И где его искать? Сердеция сказала, что он вроде бы бродит по всему дворцу. Интересно, зачем? И, кстати, если он ожил, то почему не играют свадьбу? Ведь, кажется, собирались же…

Урлах брел по пространству царского чертога, стараясь не столько найти этого самого Геркулания, сколько избежать встреч с собратьями по профессии и вообще знакомыми. Даже своих подданных он старался обходить подальше. Благо размеры дворца это позволяли.

***

Долго патриарх Онуфрий пребывал в тягостном и бесплодном раздумье. Ставка на Шварцебаппера была проиграна, святотатственное деяние свершилось. Стены этого дома были осквернены черной магией, и надо было бы уходить отсюда поскорее, но и так просто оставлять это было нельзя. Не в духе это было Единой Правоверной церкви, и не пристало его главе поджавши хвост убегать, оставляя поле сражения за Врагом и его прислужниками. Надо было что-то делать. Но что можно сделать с пришедшим с той стороны? С тем, кто восстал из могилы? Обычными средствами его туда не загонишь. Уже имели возможность видеть и убедиться в этом. Остается одно: есть у лекарей такое — подобное лечить подобным. И никуда не деться. То, что выгнало Геркулания с того света, должно помочь загнать его обратно.

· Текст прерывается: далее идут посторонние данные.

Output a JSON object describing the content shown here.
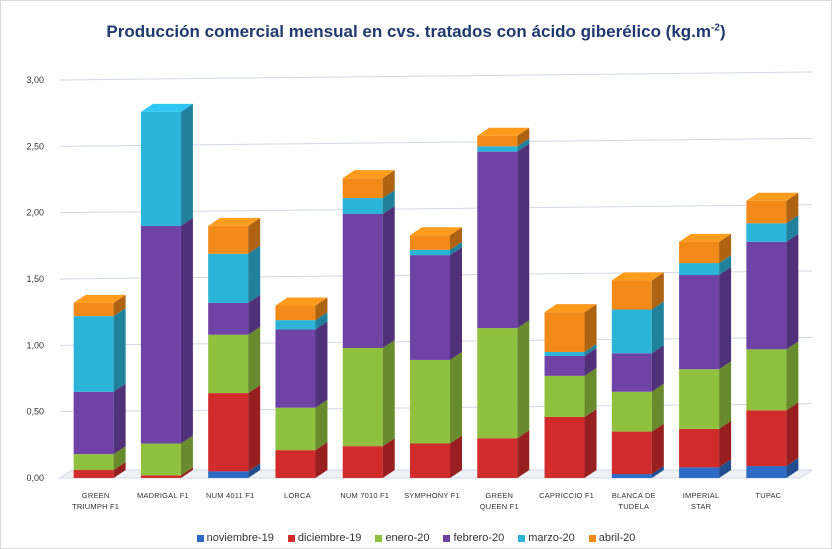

Да, придется, — думал тяжкую думу Онуфрий, — недаром все же достигших высших степеней посвящения обучают некоторым святотатственным тайнам. В конце концов, Единый был всегда, и когда люди еще не познали свет Истины, и тогда были и жизнь, и смерть, и то, куда уходят после смерти. И люди как-то научились управляться с этим. От этих древних знаний и питается нынешняя магия. И, если ничего другого не остается, придется прибегнуть к этому, запретному, но, дай Единый, действенному средству. Дай, и прости нас, грешных. Не корысти мы ради прибегаем к тому, что проклинаем сами, и с чем боремся по мере наших скромных сил. Ради самого же Геркулания — легко ли ему сейчас? А его невесте — легко ли, радостно ли лицезреть его таким, каким он предстал перед нею? А всем прочим?